Gustaf. I dare not!

Constable. You must, Your Highness!

Gustaf. What's that?

Constable. First of all: Brask is in correspondence with the Pope to have the inquisition established here. Lübeck is insisting on her shameless demands and threatens war. The treasury is empty. There is rebellion in every nook and corner of the country—

Gustaf. That's enough! But I have the people with me.
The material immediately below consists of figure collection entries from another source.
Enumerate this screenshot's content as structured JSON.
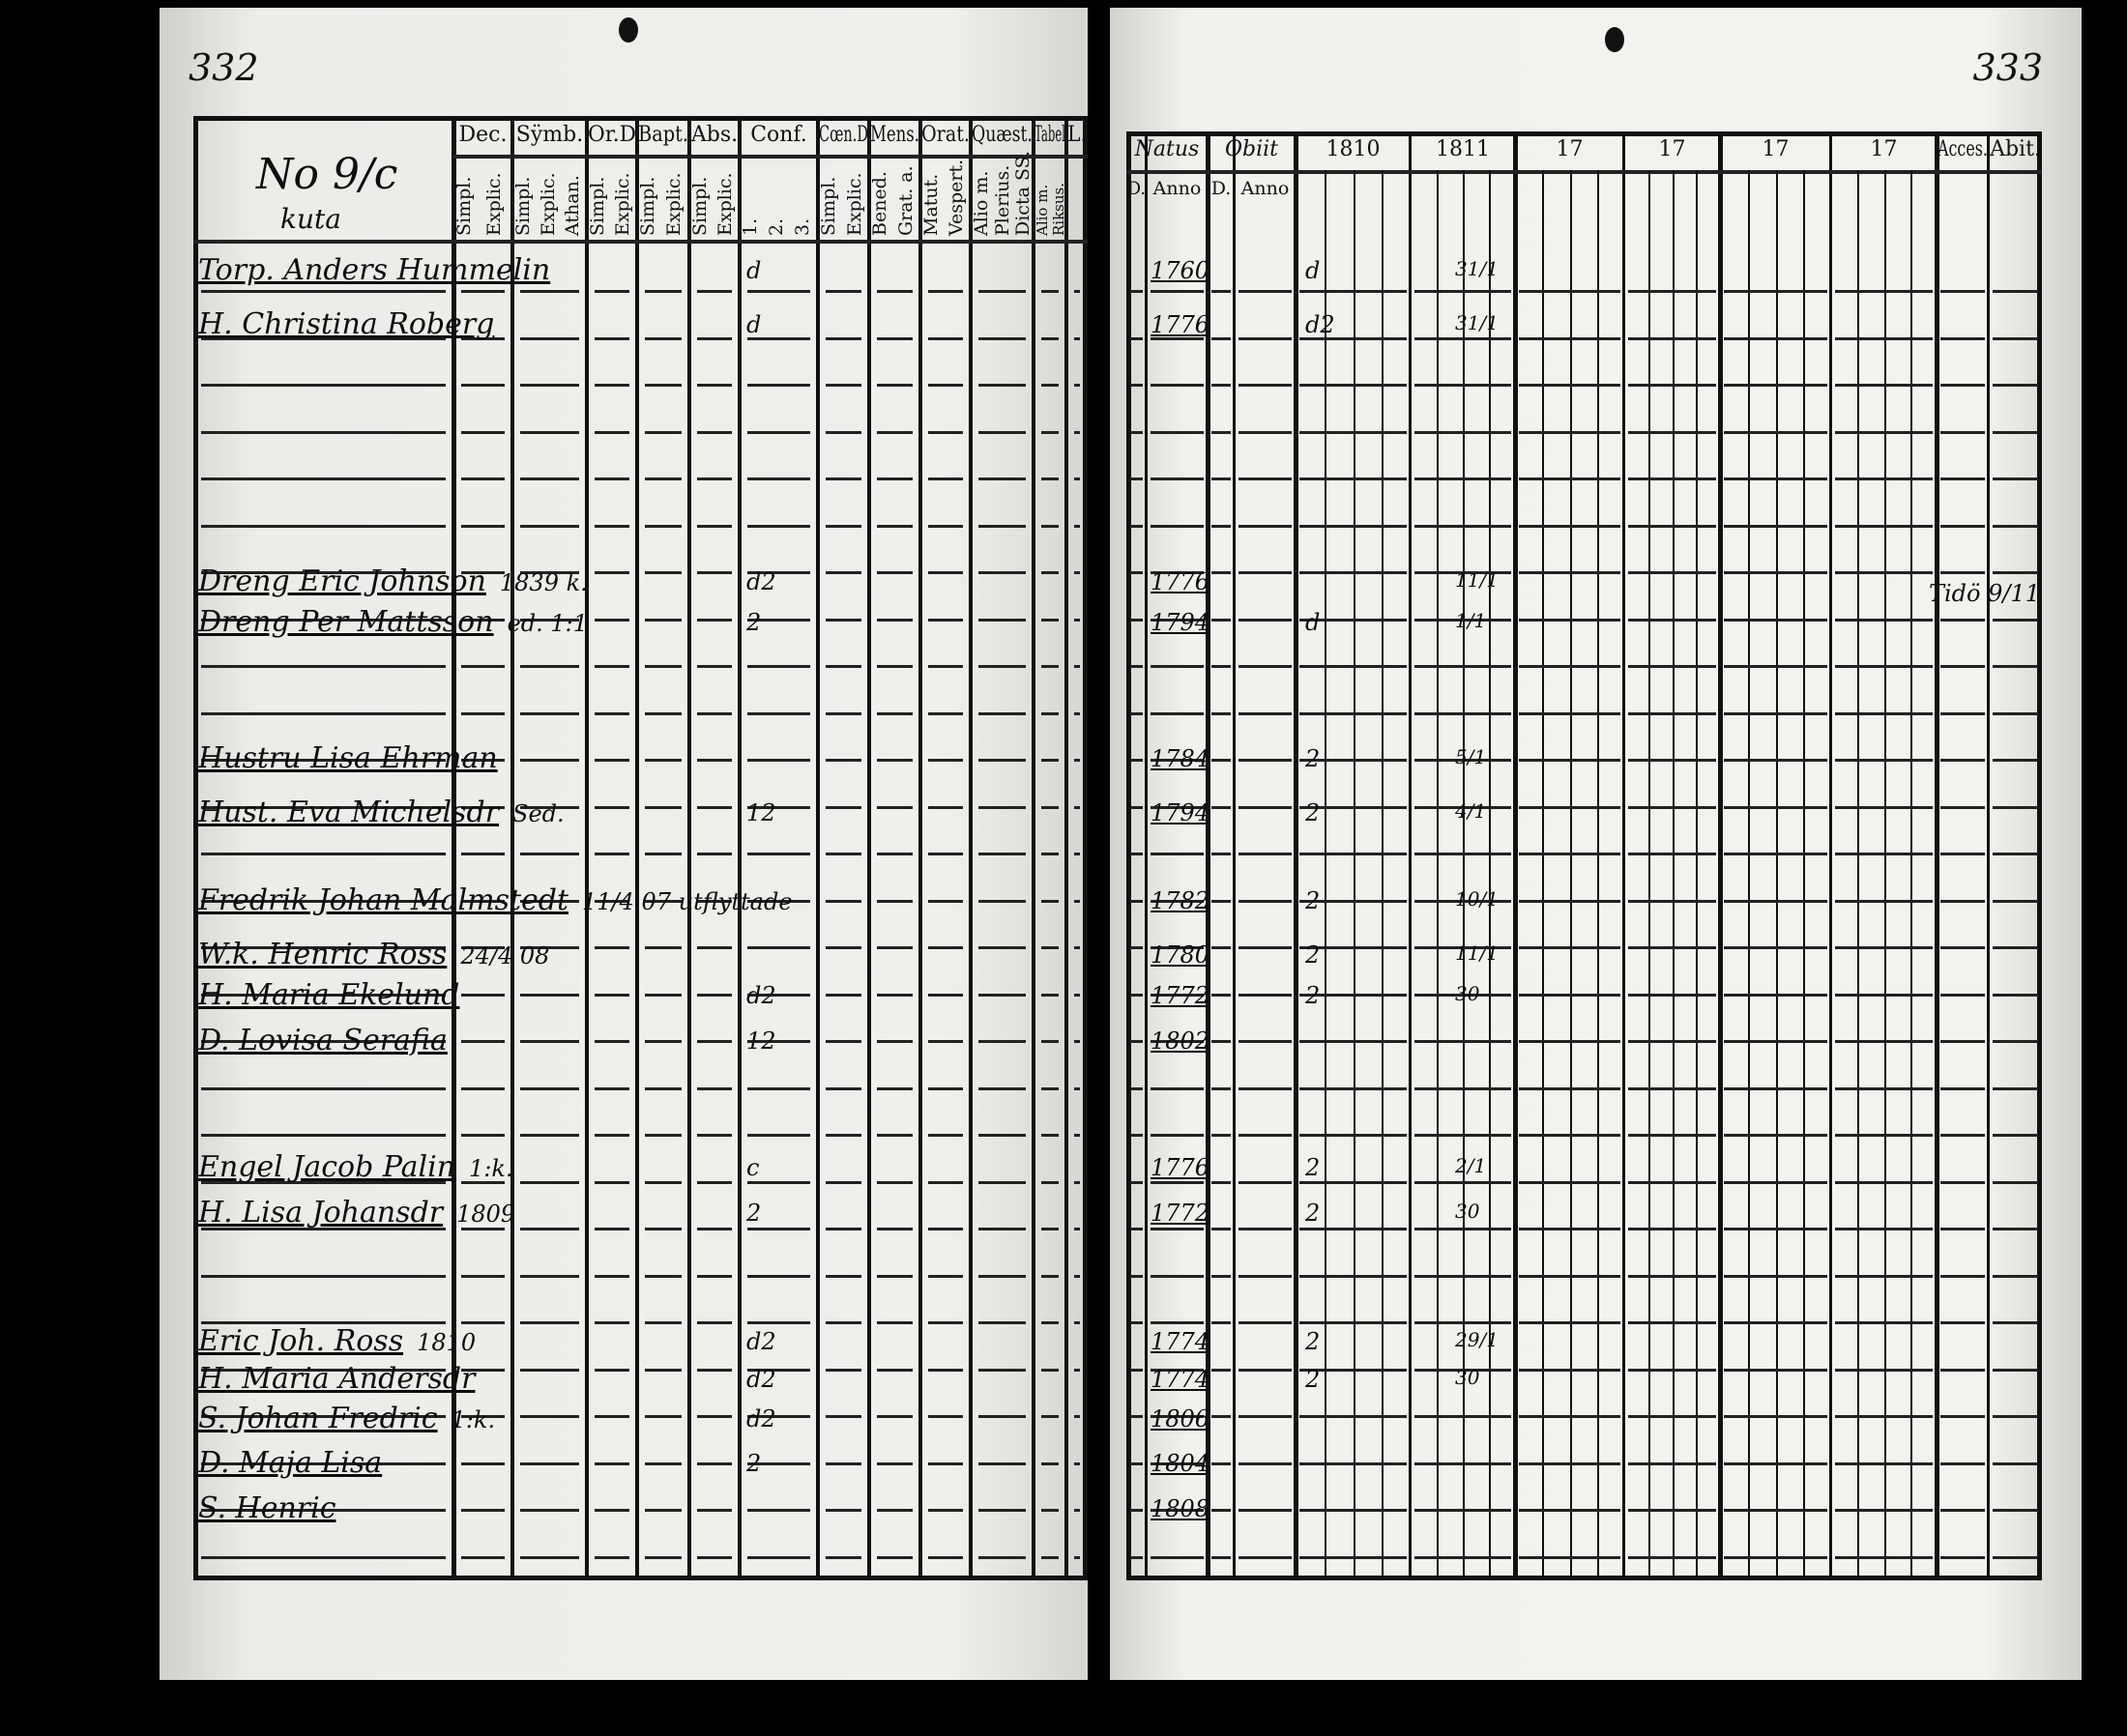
{
  "left_page": {
    "page_number": "332",
    "household": {
      "number": "No 9/c",
      "place": "kuta"
    },
    "header_columns": [
      {
        "label": "Dec.",
        "sub": [
          "Explic.",
          "Simpl."
        ]
      },
      {
        "label": "Sÿmb.",
        "sub": [
          "Athan.",
          "Explic.",
          "Simpl."
        ]
      },
      {
        "label": "Or.D",
        "sub": [
          "Explic.",
          "Simpl."
        ]
      },
      {
        "label": "Bapt.",
        "sub": [
          "Explic.",
          "Simpl."
        ]
      },
      {
        "label": "Abs.",
        "sub": [
          "Explic.",
          "Simpl."
        ]
      },
      {
        "label": "Conf.",
        "sub": [
          "3.",
          "2.",
          "1."
        ]
      },
      {
        "label": "Cœn.D",
        "sub": [
          "Explic.",
          "Simpl."
        ]
      },
      {
        "label": "Mens.",
        "sub": [
          "Grat. a.",
          "Bened."
        ]
      },
      {
        "label": "Orat.",
        "sub": [
          "Vespert.",
          "Matut."
        ]
      },
      {
        "label": "Quæst.",
        "sub": [
          "Dicta SS.",
          "Plerius.",
          "Alio m."
        ]
      },
      {
        "label": "Tabel",
        "sub": [
          "Riksus.",
          "Alio m."
        ]
      },
      {
        "label": "L.",
        "sub": [
          ""
        ]
      }
    ],
    "entries": [
      {
        "name": "Torp. Anders Hummelin",
        "note": "",
        "conf": "d"
      },
      {
        "name": "H. Christina Roberg",
        "note": "",
        "conf": "d"
      },
      {
        "name": "Dreng Eric Johnson",
        "note": "1839 k.",
        "conf": "d2"
      },
      {
        "name": "Dreng Per Mattsson",
        "note": "ed. 1:1",
        "conf": "2"
      },
      {
        "name": "Hustru Lisa Ehrman",
        "note": "",
        "conf": ""
      },
      {
        "name": "Hust. Eva Michelsdr",
        "note": "Sed.",
        "conf": "12"
      },
      {
        "name": "Fredrik Johan Malmstedt",
        "note": "11/4 07 utflyttade",
        "conf": ""
      },
      {
        "name": "W.k. Henric Ross",
        "note": "24/4 08",
        "conf": ""
      },
      {
        "name": "H. Maria Ekelund",
        "note": "",
        "conf": "d2"
      },
      {
        "name": "D. Lovisa Serafia",
        "note": "",
        "conf": "12"
      },
      {
        "name": "Engel Jacob Palin",
        "note": "1:k.",
        "conf": "c"
      },
      {
        "name": "H. Lisa Johansdr",
        "note": "1809",
        "conf": "2"
      },
      {
        "name": "Eric Joh. Ross",
        "note": "1810",
        "conf": "d2"
      },
      {
        "name": "H. Maria Andersdr",
        "note": "",
        "conf": "d2"
      },
      {
        "name": "S. Johan Fredric",
        "note": "1:k.",
        "conf": "d2"
      },
      {
        "name": "D. Maja Lisa",
        "note": "",
        "conf": "2"
      },
      {
        "name": "S. Henric",
        "note": "",
        "conf": ""
      }
    ]
  },
  "right_page": {
    "page_number": "333",
    "header_columns": [
      {
        "label": "Natus",
        "sub": [
          "D.",
          "Anno"
        ]
      },
      {
        "label": "Obiit",
        "sub": [
          "D.",
          "Anno"
        ]
      },
      {
        "label": "1810"
      },
      {
        "label": "1811"
      },
      {
        "label": "17"
      },
      {
        "label": "17"
      },
      {
        "label": "17"
      },
      {
        "label": "17"
      },
      {
        "label": "Acces."
      },
      {
        "label": "Abit."
      }
    ],
    "entries": [
      {
        "natus": "1760",
        "y1810": "d",
        "y1811": "31/1"
      },
      {
        "natus": "1776",
        "y1810": "d2",
        "y1811": "31/1"
      },
      {
        "natus": "1776",
        "y1810": "",
        "y1811": "11/1"
      },
      {
        "natus": "1794",
        "y1810": "d",
        "y1811": "1/1"
      },
      {
        "natus": "1784",
        "y1810": "2",
        "y1811": "5/1"
      },
      {
        "natus": "1794",
        "y1810": "2",
        "y1811": "4/1"
      },
      {
        "natus": "1782",
        "y1810": "2",
        "y1811": "10/1"
      },
      {
        "natus": "1780",
        "y1810": "2",
        "y1811": "11/1"
      },
      {
        "natus": "1772",
        "y1810": "2",
        "y1811": "30"
      },
      {
        "natus": "1802",
        "y1810": "",
        "y1811": ""
      },
      {
        "natus": "1776",
        "y1810": "2",
        "y1811": "2/1"
      },
      {
        "natus": "1772",
        "y1810": "2",
        "y1811": "30"
      },
      {
        "natus": "1774",
        "y1810": "2",
        "y1811": "29/1"
      },
      {
        "natus": "1774",
        "y1810": "2",
        "y1811": "30"
      },
      {
        "natus": "1806",
        "y1810": "",
        "y1811": ""
      },
      {
        "natus": "1804",
        "y1810": "",
        "y1811": ""
      },
      {
        "natus": "1808",
        "y1810": "",
        "y1811": ""
      }
    ],
    "acces_note": "Tidö 9/11"
  }
}
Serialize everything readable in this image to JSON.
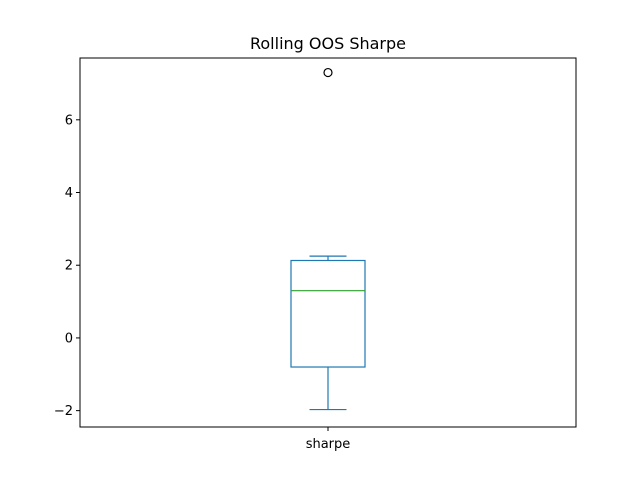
{
  "chart_data": {
    "type": "box",
    "title": "Rolling OOS Sharpe",
    "xlabel": "",
    "ylabel": "",
    "categories": [
      "sharpe"
    ],
    "ylim": [
      -2.45,
      7.7
    ],
    "yticks": [
      -2,
      0,
      2,
      4,
      6
    ],
    "ytick_labels": [
      "−2",
      "0",
      "2",
      "4",
      "6"
    ],
    "grid": false,
    "legend": "none",
    "boxes": [
      {
        "name": "sharpe",
        "whisker_low": -1.97,
        "q1": -0.8,
        "median": 1.3,
        "q3": 2.13,
        "whisker_high": 2.25,
        "outliers": [
          7.3
        ]
      }
    ],
    "colors": {
      "box": "#1f77b4",
      "median": "#2ca02c",
      "outlier": "#000000",
      "axes": "#000000"
    }
  }
}
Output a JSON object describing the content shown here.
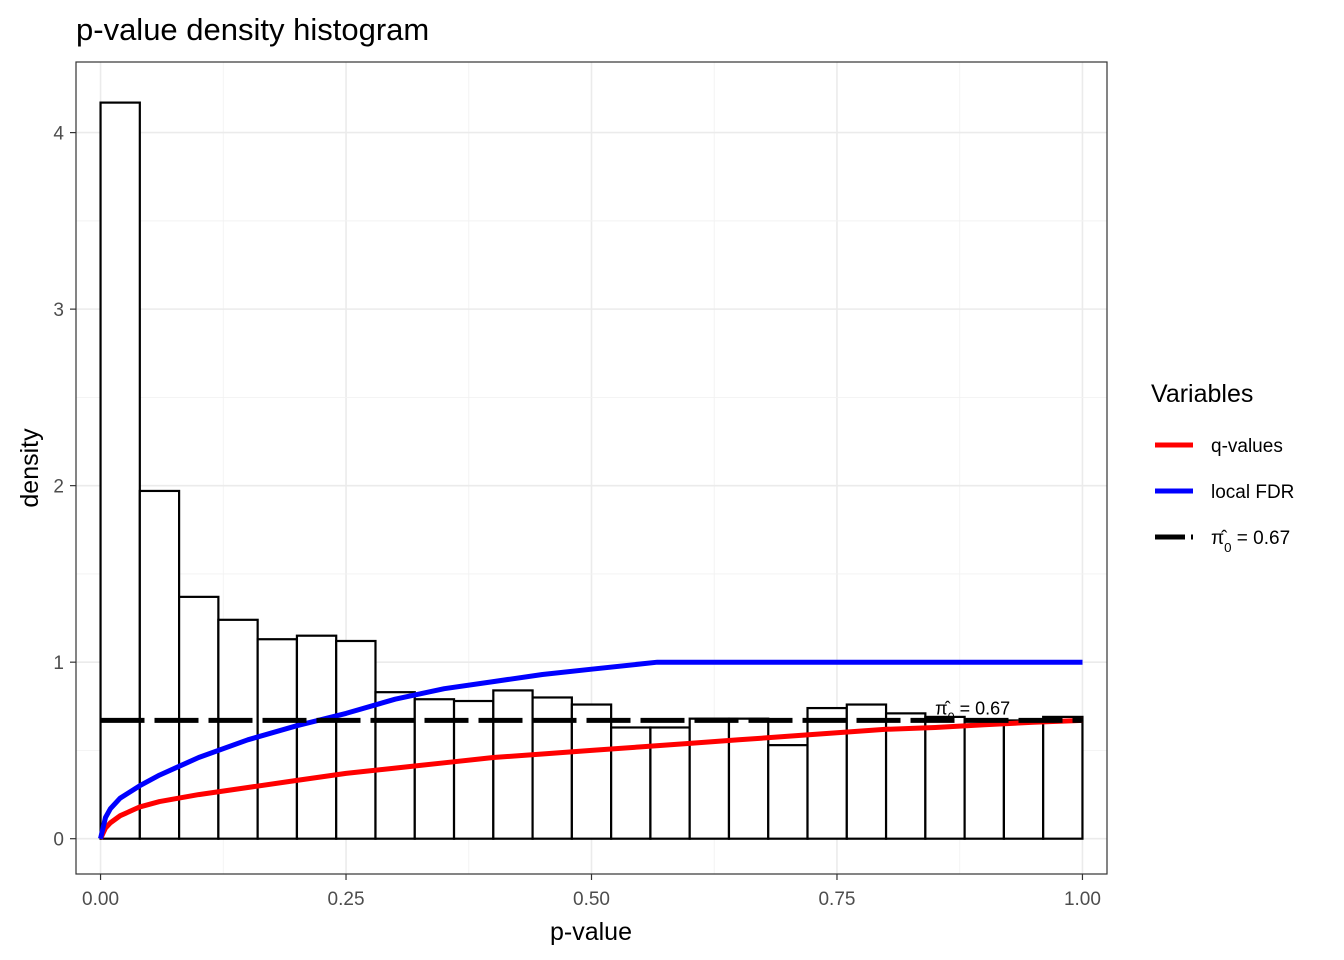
{
  "chart_data": {
    "type": "bar",
    "title": "p-value density histogram",
    "xlabel": "p-value",
    "ylabel": "density",
    "xlim": [
      -0.025,
      1.025
    ],
    "ylim": [
      -0.2,
      4.4
    ],
    "x_ticks": [
      "0.00",
      "0.25",
      "0.50",
      "0.75",
      "1.00"
    ],
    "x_tick_values": [
      0,
      0.25,
      0.5,
      0.75,
      1.0
    ],
    "y_ticks": [
      "0",
      "1",
      "2",
      "3",
      "4"
    ],
    "y_tick_values": [
      0,
      1,
      2,
      3,
      4
    ],
    "grid": true,
    "histogram": {
      "bin_width": 0.04,
      "bins": [
        {
          "x0": 0.0,
          "x1": 0.04,
          "density": 4.17
        },
        {
          "x0": 0.04,
          "x1": 0.08,
          "density": 1.97
        },
        {
          "x0": 0.08,
          "x1": 0.12,
          "density": 1.37
        },
        {
          "x0": 0.12,
          "x1": 0.16,
          "density": 1.24
        },
        {
          "x0": 0.16,
          "x1": 0.2,
          "density": 1.13
        },
        {
          "x0": 0.2,
          "x1": 0.24,
          "density": 1.15
        },
        {
          "x0": 0.24,
          "x1": 0.28,
          "density": 1.12
        },
        {
          "x0": 0.28,
          "x1": 0.32,
          "density": 0.83
        },
        {
          "x0": 0.32,
          "x1": 0.36,
          "density": 0.79
        },
        {
          "x0": 0.36,
          "x1": 0.4,
          "density": 0.78
        },
        {
          "x0": 0.4,
          "x1": 0.44,
          "density": 0.84
        },
        {
          "x0": 0.44,
          "x1": 0.48,
          "density": 0.8
        },
        {
          "x0": 0.48,
          "x1": 0.52,
          "density": 0.76
        },
        {
          "x0": 0.52,
          "x1": 0.56,
          "density": 0.63
        },
        {
          "x0": 0.56,
          "x1": 0.6,
          "density": 0.63
        },
        {
          "x0": 0.6,
          "x1": 0.64,
          "density": 0.68
        },
        {
          "x0": 0.64,
          "x1": 0.68,
          "density": 0.68
        },
        {
          "x0": 0.68,
          "x1": 0.72,
          "density": 0.53
        },
        {
          "x0": 0.72,
          "x1": 0.76,
          "density": 0.74
        },
        {
          "x0": 0.76,
          "x1": 0.8,
          "density": 0.76
        },
        {
          "x0": 0.8,
          "x1": 0.84,
          "density": 0.71
        },
        {
          "x0": 0.84,
          "x1": 0.88,
          "density": 0.69
        },
        {
          "x0": 0.88,
          "x1": 0.92,
          "density": 0.67
        },
        {
          "x0": 0.92,
          "x1": 0.96,
          "density": 0.67
        },
        {
          "x0": 0.96,
          "x1": 1.0,
          "density": 0.69
        }
      ]
    },
    "series": [
      {
        "name": "q-values",
        "color": "#ff0000",
        "style": "solid",
        "x": [
          0,
          0.005,
          0.01,
          0.02,
          0.04,
          0.06,
          0.08,
          0.1,
          0.15,
          0.2,
          0.25,
          0.3,
          0.35,
          0.4,
          0.45,
          0.5,
          0.55,
          0.6,
          0.65,
          0.7,
          0.75,
          0.8,
          0.85,
          0.9,
          0.95,
          1.0
        ],
        "y": [
          0,
          0.06,
          0.09,
          0.13,
          0.18,
          0.21,
          0.23,
          0.25,
          0.29,
          0.33,
          0.37,
          0.4,
          0.43,
          0.46,
          0.48,
          0.5,
          0.52,
          0.54,
          0.56,
          0.58,
          0.6,
          0.62,
          0.63,
          0.645,
          0.66,
          0.67
        ]
      },
      {
        "name": "local FDR",
        "color": "#0000ff",
        "style": "solid",
        "x": [
          0,
          0.005,
          0.01,
          0.02,
          0.04,
          0.06,
          0.08,
          0.1,
          0.15,
          0.2,
          0.25,
          0.3,
          0.35,
          0.4,
          0.45,
          0.5,
          0.567,
          0.6,
          0.7,
          0.8,
          0.9,
          1.0
        ],
        "y": [
          0,
          0.12,
          0.17,
          0.23,
          0.3,
          0.36,
          0.41,
          0.46,
          0.56,
          0.64,
          0.71,
          0.79,
          0.85,
          0.89,
          0.93,
          0.96,
          1.0,
          1.0,
          1.0,
          1.0,
          1.0,
          1.0
        ]
      },
      {
        "name": "π̂0 = 0.67",
        "color": "#000000",
        "style": "dashed",
        "x": [
          0,
          1.0
        ],
        "y": [
          0.67,
          0.67
        ]
      }
    ],
    "legend": {
      "title": "Variables",
      "position": "right",
      "entries": [
        {
          "label": "q-values",
          "color": "#ff0000",
          "style": "solid"
        },
        {
          "label": "local FDR",
          "color": "#0000ff",
          "style": "solid"
        },
        {
          "label_hat": "π",
          "label_sub": "0",
          "label_rest": " = 0.67",
          "color": "#000000",
          "style": "dashed"
        }
      ]
    },
    "annotations": [
      {
        "x": 0.85,
        "y": 0.67,
        "label_hat": "π",
        "label_sub": "0",
        "label_rest": " = 0.67"
      }
    ]
  }
}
Constable. I beg your pardon—you have not. There are the Dalecarlians, for instance—a spoiled lot, always disputing with those of Lübeck about the honor of having bestowed a king on Sweden. They are ready to rebel on the slightest occasion, and they are coming forward with demands like these: "There shall be no outlandish customs used, with slittered and motley colored clothes, such as have of late been brought into the King's court."

Gustaf. 'Sdeath!

Constable. "Whosoever eats meat on Fridays or Saturdays shall be burned at the stake or otherwise made away with." And furthermore, "There shall be no new faith or Lutheran teachings foisted upon us." What a treacherous, impudent people!

Gustaf. And yet there was a time when they showed themselves to be men.

Constable. Well, what wonder if they carried water when their house was afire? How many times have they broken troth and faith? But they have so often heard themselves lauded that they have come to give the name of "old Swedish honesty" to their own brute arrogance.